When he was still with Spirit, Mr Biffle told Crain’s Chicago Business that Spirit could peacefully co-exist with the major network airlines at O’Hare concluding that, “Wal-Mart doesn’t hurt Nordstrom.” Frontier is billing itself as a step above Wal-Mart, likening itself to mid-market discounter Target. What remains to be seen is if Wal-Mart, Target and Nordstrom can all co-exist and thrive at O’Hare.
Frontier and Spirit do compete on several routes from Denver including Las Vegas, Houston Intercontinental, Fort Lauderdale and Detroit. United and Southwest also serve Denver to Las Vegas, Fort Lauderdale and Detroit (also served by Delta from Denver). United also links is hub in Denver to its hub in Houston. For now Spirit and Frontier seem to be holding their own against one another and other airlines in those markets, perhaps showing that there are stimulative opportunities remaining within large markets in the US market place.
Frontier plans other changes in its network through the beginning of 2015
Frontier is also adding more new markets in the Dec-2014 to Jan-2015 timeframe. These include Atlanta-Orlando, Denver-West Palm Beach, Milwaukee to Fort Myers and Orlando, St Louis to Fort Lauderdale and Orlando, Trenton to West Palm Beach and Washington Dulles to Cancun.
To support some of that expansion Frontier is also making some service cuts from Denver to smaller markets including Cedar Rapids, Eugene, Little Rock and Sioux City. Other service cuts include Trenton to Cincinnati, Detroit and Nashville.
Frontier during Jan-2015 is cutting flights from Washington Dulles to Detroit and Minneapolis, where it competes with United and Delta. Dulles has also been an area of expansion for Frontier in 2014, and it presently operates service to Atlanta, Charlotte, Cincinnati, Fort Lauderdale, Las Vegas, Memphis, Minneapolis, St Augustine, Orlando, Fort Myers, St Louis and Tampa.

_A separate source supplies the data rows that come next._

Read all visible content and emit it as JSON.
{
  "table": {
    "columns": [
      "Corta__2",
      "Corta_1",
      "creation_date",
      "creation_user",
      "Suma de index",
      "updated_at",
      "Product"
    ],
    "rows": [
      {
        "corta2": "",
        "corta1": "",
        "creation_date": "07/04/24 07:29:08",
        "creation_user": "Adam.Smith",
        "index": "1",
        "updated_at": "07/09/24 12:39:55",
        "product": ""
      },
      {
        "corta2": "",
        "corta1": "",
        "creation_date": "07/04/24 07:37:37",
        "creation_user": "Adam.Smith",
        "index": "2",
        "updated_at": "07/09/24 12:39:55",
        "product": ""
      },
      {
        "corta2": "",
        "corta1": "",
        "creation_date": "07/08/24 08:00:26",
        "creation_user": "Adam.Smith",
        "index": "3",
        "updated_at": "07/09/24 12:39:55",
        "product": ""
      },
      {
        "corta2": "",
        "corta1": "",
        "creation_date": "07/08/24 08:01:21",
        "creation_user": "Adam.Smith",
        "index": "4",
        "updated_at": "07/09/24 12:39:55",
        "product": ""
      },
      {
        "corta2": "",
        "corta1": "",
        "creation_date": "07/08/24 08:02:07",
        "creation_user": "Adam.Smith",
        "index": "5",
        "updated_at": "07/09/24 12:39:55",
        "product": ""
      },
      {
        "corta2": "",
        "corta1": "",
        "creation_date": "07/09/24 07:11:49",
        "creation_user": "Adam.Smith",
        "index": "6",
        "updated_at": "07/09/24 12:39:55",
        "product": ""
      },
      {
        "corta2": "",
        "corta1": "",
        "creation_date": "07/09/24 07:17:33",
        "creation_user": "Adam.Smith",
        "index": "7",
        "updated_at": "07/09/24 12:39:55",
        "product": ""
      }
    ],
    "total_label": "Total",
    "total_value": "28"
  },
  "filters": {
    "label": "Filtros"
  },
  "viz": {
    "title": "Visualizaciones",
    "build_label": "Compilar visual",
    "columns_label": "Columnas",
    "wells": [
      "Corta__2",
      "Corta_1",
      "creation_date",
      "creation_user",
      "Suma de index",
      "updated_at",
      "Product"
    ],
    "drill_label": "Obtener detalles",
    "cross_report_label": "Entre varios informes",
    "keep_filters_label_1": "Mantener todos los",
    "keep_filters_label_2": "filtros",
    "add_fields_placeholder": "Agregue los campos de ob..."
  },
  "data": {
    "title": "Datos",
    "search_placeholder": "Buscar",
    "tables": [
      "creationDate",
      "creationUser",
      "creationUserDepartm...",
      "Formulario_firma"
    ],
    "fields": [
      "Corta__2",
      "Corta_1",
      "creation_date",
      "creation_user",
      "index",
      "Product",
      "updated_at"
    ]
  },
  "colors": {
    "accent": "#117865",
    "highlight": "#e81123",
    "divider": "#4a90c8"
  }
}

Frontier launched new flights from Dulles to Detroit and Minneapolis in Aug-2014, which means they will operate for just five short months. Perhaps Frontier has concluded it can achieve better returns by placing the aircraft used on those routes elsewhere in its network.
Frontier sets the stage for a new competitive landscape in the US ULCC space
Frontier has undertaken numerous changes during the past few years that culminated with the airline’s purchase by Indigo Partners in late 2013 to oversee its full transformation into an ultra low-cost carrier. Indigo Partners were previously the largest shareholder in US ULCC pioneer Spirit Airlines and have global experience in establishing and operating LCCs.
Since Indigo’s acquisition of Frontier, former executives from Spirit, Allegiant and Ryanair have joined the airline as it works to fully exploit the ULCC model while attempting to distinguish itself from Spirit and Allegiant.
Frontier’s latest network moves show that those three ULCCs will encounter one another on a more regular basis as consolidation opens up the opportunity for true low fare stimulation in many US markets. Spirit’s financial track record is hard to beat, and it displays a certain nimbleness in exiting markets that don’t quickly reach maturity. Allegiant has a niche model that it believes is not fully exploited in the US marketplace, and it too records a consistently admirable financial performance.
The Indigo purchase adds a level of stability to Frontier’s future in the US marketplace, where Indigo and Frontier are setting the stage to determine if the US can support three ULCCs.
The full service airlines have done them the favour of freeing up a number of opportunities, but the challenge now is for Frontier to pick the fights that they can win. Going head to head with other ULCCs as they enter new markets is not where they want to be.